I told him about the possible insurance problem with the micro surgeon, and this was his advice.  First of all, its obvious he has the utmost respect and admiration for True North and her work.  This is a very specialized procedure and you have to have someone who has done a lot of these.  True North has.  He said the micro surgeon's portion of it should not be a significant portion of the bill.  He figured the portion I'd have to pay will probably by less than what I am dreading, maybe more than I am hoping, and in the end, will probably all work out!  He said in these cases, he has often seen where the insurance company does finally rollover since the patient is not purposefully trying to go out of network.  He made me feel very hopeful.

He also said if it does turn out I can't use True North, he wants her to refer me to a new plastic surgeon, but he would be happy to give me any input I might need from him.

I left that meeting feeling so good, in his hands.  I don't even know if I'm going to keep the other appointment with the other recommended surgeon.  I just had that solid gut feeling this is the guy.  I mean, come on, I already have The Good Witch, I need a Wizard.

I left there feeling whatever happens, he would make his sound advice and help available to me however I needed it.  He was very genuine and personable and I can't say enough how much I liked him.  He shook my hand firmly and enthusiastically, and looked me straight in the eye.  This is my guy.

I meet with the micro surgeon on Wednesday, and that will start the process with my insurance company when he puts in an authorization and they see he is not in network.

At this point, I feel like True North and The Wizard are my surgery dream team.  I really do.

Pray for me, send me good thoughts and joo joo that all of the stars will line up for me, and I will be able to have these people create the new me.

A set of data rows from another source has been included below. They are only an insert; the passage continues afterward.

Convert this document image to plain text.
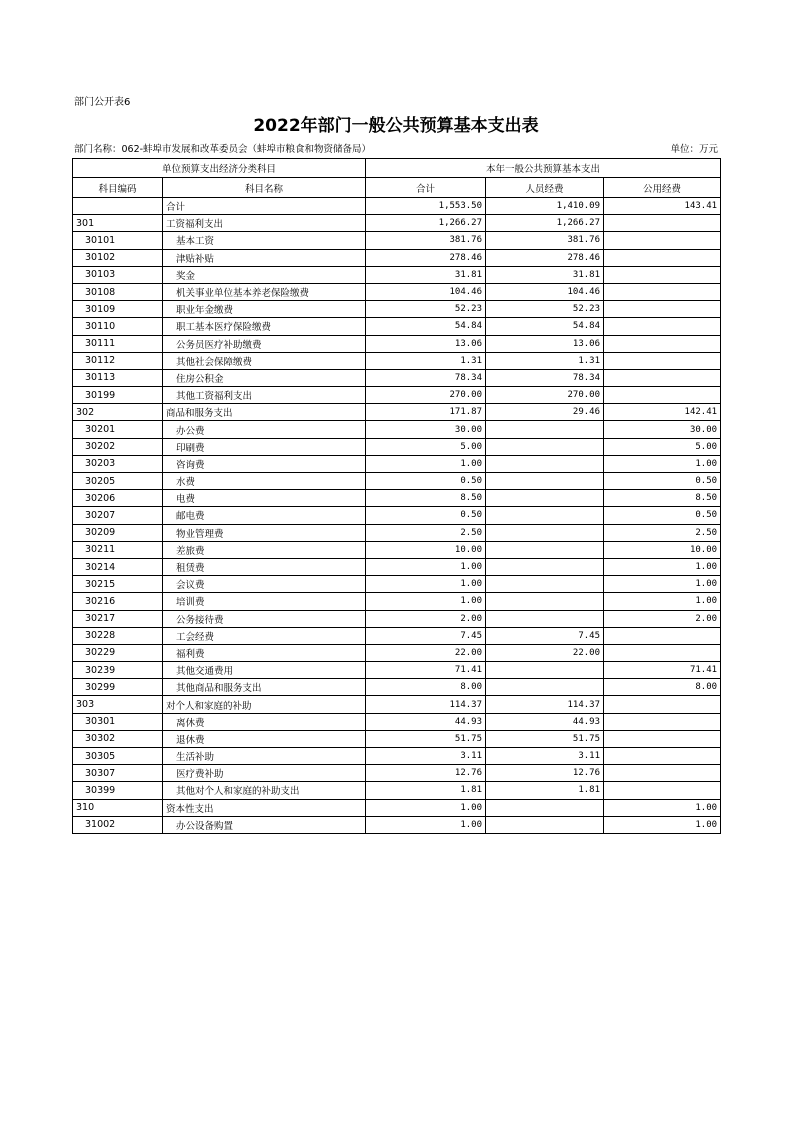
部门公开表6
2022年部门一般公共预算基本支出表
部门名称：062-蚌埠市发展和改革委员会（蚌埠市粮食和物资储备局）	单位：万元
单位预算支出经济分类科目		本年一般公共预算基本支出		
科目编码	科目名称	合计	人员经费	公用经费
	合计	1,553.50	1,410.09	143.41
301	工资福利支出	1,266.27	1,266.27	
30101	基本工资	381.76	381.76	
30102	津贴补贴	278.46	278.46	
30103	奖金	31.81	31.81	
30108	机关事业单位基本养老保险缴费	104.46	104.46	
30109	职业年金缴费	52.23	52.23	
30110	职工基本医疗保险缴费	54.84	54.84	
30111	公务员医疗补助缴费	13.06	13.06	
30112	其他社会保障缴费	1.31	1.31	
30113	住房公积金	78.34	78.34	
30199	其他工资福利支出	270.00	270.00	
302	商品和服务支出	171.87	29.46	142.41
30201	办公费	30.00		30.00
30202	印刷费	5.00		5.00
30203	咨询费	1.00		1.00
30205	水费	0.50		0.50
30206	电费	8.50		8.50
30207	邮电费	0.50		0.50
30209	物业管理费	2.50		2.50
30211	差旅费	10.00		10.00
30214	租赁费	1.00		1.00
30215	会议费	1.00		1.00
30216	培训费	1.00		1.00
30217	公务接待费	2.00		2.00
30228	工会经费	7.45	7.45	
30229	福利费	22.00	22.00	
30239	其他交通费用	71.41		71.41
30299	其他商品和服务支出	8.00		8.00
303	对个人和家庭的补助	114.37	114.37	
30301	离休费	44.93	44.93	
30302	退休费	51.75	51.75	
30305	生活补助	3.11	3.11	
30307	医疗费补助	12.76	12.76	
30399	其他对个人和家庭的补助支出	1.81	1.81	
310	资本性支出	1.00		1.00
31002	办公设备购置	1.00		1.00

I forgot to tell you, or maybe I did, chemo brain, I am tentatively scheduled for surgery on October 26, and Duncle Dody reminded me, it's my grandmother's birthday.  His and my mama's Mama, the maker of pastina.  I think that is a very good omen.

I am spending this evening visualizing myself in the operating room, with True North and The Wizard working their holy magic on me, cutting and scooping, creating, molding and stitching an even better version of moi.

Send your good thoughts and creative visualization into the Universe for me, and if you are the praying kind, or have an in with God, talk to him about me.

I am throwing the dice into the air, hoping they land on the operating table with the brains and hearts and hands of True North and The Wizard helping me find my way home.

There's no place like home, there's no place like home, there's no place like home.

Come on baby, come to Mama, Mama needs a miracle!!!!!!!!!!!!!!!!!!!!!!!!!!!!!!!!